From the present results, it can be seen that according to the polycarbonate resin composition of the present disclosure, a polycarbonate resin composition having improved impact resistance and dry heat resistance and a molded product thereof can be obtained while maintaining heat resistance.

Further, the polycarbonate resin composition of the present disclosure is lighter than glass, has high impact resistance, and is also excellent in light-shielding property. Therefore, it is used as an alternative to glass, for example, automobiles and the like. It can be seen that it is particularly suitable for use in applications that require impact resistance but low total light transmittance, such as privacy glass or smoked glass for window building materials. Alternatively, for example, it can be seen that it is also suitable for applications such as smoke films used by applying it to window glass and the like.
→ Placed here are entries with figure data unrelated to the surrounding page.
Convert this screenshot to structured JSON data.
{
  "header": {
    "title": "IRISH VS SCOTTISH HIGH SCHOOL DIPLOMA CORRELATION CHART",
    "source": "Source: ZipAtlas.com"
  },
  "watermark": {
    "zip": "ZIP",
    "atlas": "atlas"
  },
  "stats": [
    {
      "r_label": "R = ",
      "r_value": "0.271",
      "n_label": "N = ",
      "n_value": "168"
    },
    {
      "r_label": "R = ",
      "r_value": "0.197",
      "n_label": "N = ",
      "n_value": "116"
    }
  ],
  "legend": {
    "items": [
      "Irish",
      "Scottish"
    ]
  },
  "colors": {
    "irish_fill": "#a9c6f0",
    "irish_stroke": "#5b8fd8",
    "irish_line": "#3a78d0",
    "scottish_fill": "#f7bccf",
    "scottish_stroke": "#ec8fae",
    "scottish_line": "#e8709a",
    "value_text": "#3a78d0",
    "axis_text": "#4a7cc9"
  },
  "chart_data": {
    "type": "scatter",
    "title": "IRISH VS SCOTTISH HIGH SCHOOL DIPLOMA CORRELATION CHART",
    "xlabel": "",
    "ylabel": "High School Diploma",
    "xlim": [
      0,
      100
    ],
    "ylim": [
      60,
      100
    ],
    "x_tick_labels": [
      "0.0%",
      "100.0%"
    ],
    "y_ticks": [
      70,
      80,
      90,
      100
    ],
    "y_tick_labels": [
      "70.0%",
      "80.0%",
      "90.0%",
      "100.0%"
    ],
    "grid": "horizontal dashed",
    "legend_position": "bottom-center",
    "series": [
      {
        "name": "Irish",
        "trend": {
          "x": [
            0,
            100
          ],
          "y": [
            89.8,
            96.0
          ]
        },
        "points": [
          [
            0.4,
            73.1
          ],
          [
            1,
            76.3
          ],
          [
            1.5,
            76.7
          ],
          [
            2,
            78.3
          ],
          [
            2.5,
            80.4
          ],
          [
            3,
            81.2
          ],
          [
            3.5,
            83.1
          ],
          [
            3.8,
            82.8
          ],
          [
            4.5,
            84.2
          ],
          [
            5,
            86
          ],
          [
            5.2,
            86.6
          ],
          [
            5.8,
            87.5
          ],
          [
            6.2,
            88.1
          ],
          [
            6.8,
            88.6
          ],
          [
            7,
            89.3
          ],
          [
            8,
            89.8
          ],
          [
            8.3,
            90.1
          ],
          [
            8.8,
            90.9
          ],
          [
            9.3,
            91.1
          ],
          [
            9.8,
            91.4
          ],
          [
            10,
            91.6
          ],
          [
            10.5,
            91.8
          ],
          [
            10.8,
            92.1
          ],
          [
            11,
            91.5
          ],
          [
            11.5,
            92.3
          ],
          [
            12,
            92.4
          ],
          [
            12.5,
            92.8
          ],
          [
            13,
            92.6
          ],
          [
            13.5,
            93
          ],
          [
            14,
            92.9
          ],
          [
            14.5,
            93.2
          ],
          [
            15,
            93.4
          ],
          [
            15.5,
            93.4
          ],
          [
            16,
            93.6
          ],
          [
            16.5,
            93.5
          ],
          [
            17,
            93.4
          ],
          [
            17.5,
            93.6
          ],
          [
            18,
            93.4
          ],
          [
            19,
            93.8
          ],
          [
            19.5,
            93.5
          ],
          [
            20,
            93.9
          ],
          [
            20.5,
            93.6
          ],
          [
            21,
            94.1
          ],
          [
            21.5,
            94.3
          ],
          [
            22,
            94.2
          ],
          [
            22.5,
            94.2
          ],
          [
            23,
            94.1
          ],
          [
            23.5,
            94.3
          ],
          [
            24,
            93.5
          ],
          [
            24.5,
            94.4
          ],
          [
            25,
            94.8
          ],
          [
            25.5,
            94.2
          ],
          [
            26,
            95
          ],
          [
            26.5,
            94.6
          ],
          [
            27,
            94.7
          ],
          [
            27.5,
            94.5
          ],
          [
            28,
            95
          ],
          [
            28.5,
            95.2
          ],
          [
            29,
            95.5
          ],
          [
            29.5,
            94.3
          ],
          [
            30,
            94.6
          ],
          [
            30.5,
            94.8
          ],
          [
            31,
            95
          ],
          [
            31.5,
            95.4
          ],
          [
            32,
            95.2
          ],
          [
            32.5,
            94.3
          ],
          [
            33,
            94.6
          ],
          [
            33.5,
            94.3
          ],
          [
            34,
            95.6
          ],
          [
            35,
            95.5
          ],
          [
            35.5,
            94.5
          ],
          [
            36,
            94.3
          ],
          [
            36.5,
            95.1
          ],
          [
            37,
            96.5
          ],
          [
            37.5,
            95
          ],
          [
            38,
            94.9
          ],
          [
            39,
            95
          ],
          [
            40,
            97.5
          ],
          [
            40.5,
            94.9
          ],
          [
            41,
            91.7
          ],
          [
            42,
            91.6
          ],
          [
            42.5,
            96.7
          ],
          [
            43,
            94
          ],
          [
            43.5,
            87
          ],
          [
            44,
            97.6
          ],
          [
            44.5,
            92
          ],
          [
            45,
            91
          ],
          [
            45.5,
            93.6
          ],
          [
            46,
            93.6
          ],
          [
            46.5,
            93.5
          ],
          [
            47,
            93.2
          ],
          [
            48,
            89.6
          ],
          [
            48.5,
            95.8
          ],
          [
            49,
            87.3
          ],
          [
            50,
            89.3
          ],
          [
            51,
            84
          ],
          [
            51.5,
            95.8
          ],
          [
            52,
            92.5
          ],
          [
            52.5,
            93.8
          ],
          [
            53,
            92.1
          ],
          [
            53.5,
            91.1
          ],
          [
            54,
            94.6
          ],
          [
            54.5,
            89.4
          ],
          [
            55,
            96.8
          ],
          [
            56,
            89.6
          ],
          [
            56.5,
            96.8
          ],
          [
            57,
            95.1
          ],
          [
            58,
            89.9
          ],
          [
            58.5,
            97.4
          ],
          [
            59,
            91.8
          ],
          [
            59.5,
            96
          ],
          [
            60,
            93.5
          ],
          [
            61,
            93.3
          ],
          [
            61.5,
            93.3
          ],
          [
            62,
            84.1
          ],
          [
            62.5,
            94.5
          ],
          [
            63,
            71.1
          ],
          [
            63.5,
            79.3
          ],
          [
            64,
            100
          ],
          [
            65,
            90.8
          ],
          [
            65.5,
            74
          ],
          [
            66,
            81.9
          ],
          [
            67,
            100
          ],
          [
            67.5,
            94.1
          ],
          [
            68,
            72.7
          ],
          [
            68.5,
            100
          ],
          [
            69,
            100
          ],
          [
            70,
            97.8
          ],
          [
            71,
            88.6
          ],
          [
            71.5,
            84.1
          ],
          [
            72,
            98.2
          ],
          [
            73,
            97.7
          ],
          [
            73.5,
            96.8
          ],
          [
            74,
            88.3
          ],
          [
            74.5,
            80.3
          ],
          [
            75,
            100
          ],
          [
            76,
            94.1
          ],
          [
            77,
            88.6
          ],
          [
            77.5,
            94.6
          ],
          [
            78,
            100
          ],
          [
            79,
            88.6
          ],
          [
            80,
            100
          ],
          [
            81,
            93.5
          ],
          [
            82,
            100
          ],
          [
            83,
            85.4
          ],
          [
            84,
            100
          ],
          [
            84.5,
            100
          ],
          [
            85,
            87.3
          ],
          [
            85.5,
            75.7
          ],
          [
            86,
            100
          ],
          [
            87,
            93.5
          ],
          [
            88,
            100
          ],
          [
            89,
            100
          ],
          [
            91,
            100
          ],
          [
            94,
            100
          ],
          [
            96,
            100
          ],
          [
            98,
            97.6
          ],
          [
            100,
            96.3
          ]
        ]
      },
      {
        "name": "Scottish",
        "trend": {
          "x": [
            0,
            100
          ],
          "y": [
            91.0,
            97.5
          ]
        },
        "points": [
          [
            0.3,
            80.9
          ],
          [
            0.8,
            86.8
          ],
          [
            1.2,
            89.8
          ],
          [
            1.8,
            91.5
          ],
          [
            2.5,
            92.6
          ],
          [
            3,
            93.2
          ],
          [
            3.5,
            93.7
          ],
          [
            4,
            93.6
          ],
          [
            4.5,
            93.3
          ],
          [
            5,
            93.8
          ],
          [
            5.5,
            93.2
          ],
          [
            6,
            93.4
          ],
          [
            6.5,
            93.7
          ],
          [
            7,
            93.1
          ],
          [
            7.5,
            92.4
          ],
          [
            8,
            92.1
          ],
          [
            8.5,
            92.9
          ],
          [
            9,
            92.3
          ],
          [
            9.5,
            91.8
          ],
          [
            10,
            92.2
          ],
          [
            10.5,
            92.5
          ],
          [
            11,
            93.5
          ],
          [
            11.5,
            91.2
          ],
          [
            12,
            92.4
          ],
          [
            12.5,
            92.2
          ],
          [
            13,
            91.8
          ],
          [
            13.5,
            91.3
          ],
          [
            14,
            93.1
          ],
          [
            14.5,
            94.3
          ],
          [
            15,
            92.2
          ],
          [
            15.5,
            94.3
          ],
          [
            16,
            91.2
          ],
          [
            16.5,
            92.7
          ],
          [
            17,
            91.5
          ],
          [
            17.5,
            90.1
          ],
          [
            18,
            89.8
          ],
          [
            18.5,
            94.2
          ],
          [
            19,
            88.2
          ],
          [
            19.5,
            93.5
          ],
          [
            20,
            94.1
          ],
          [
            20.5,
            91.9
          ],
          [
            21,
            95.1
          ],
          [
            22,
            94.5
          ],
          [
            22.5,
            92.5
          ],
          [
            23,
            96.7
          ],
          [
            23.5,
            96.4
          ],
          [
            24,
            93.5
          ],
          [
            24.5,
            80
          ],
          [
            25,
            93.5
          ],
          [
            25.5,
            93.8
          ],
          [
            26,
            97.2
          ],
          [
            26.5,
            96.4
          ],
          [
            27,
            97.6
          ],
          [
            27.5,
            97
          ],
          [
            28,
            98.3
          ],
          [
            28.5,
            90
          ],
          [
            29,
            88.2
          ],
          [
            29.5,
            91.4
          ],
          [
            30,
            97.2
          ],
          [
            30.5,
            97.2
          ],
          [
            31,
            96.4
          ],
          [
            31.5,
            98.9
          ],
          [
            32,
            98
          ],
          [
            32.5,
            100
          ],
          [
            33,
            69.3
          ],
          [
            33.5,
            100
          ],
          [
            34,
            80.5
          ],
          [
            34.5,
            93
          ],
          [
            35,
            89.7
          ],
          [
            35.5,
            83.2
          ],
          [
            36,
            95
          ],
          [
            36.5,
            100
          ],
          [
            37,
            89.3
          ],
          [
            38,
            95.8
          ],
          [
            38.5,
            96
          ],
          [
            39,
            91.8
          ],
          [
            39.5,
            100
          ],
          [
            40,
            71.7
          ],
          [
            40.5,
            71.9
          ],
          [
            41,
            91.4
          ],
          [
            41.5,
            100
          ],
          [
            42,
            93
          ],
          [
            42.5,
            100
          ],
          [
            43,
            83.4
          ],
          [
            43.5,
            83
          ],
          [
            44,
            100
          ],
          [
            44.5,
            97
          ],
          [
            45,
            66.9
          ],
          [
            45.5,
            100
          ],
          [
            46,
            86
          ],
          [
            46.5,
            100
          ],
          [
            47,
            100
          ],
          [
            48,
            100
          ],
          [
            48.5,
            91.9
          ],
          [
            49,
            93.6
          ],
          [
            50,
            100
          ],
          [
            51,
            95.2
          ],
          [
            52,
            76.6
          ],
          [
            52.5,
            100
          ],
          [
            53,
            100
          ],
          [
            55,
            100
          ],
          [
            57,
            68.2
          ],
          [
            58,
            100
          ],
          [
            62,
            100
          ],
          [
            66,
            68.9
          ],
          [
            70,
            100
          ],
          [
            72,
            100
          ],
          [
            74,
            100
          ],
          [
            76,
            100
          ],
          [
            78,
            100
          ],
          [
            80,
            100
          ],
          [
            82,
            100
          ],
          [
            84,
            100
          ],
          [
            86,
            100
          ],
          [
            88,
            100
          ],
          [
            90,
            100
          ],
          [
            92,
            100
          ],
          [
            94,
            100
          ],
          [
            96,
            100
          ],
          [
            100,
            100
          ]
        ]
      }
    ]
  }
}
Since the polycarbonate resin composition of the present disclosure is excellent in impact resistance, light shielding property, heat resistance, and dry heat resistance, a molded product formed by using the polycarbonate resin composition having such performance is, for example, a film. Alternatively, various members such as seat members, interior or exterior members of electric or electronic devices, interior or exterior members of various vehicles such as automobiles, various containers or packaging members such as bottles, interior or exterior members of buildings, etc. It can be widely used for various purposes.

Claims (8)

It contains a polycarbonate resin (A) containing a structural unit represented by the following formula 1 as a repeating unit, and an impact resistance modifier (B).
The impact-resistant modifier (B) is contained in a ratio of 1 to 20 parts by mass with respect to 100 parts by mass of the polycarbonate resin (A), and is an epoxy group-containing polyethylene. :

The composition according to claim 1, wherein the polycarbonate resin (A) contains 30 mol% or more of the structural units represented by the formula 1 with respect to 100 mol% of all structural units derived from the diol. The composition according to claim 1 or 2, wherein the impact-resistant modifier (B) is an ethylene-glycidyl (meth) acrylate copolymer. The composition according to any one of claims 1 to 3, wherein the polycarbonate resin (A) further contains a structural unit derived from a diol compound other than the formula 1. The composition according to any one of claims 1 to 4, wherein the deflection temperature under load under 1.8 MPa conditions is 90 ° C. or higher. The composition according to any one of claims 1 to 5, wherein the total light transmittance measured on a molded plate having a thickness of 2 mm is 30% or less. The composition according to any one of claims 1 to 6, wherein the haze measured on a molded plate having a thickness of 2 mm is 50% or more. A polycarbonate resin molded product molded by using the composition according to any one of claims 1 to 7.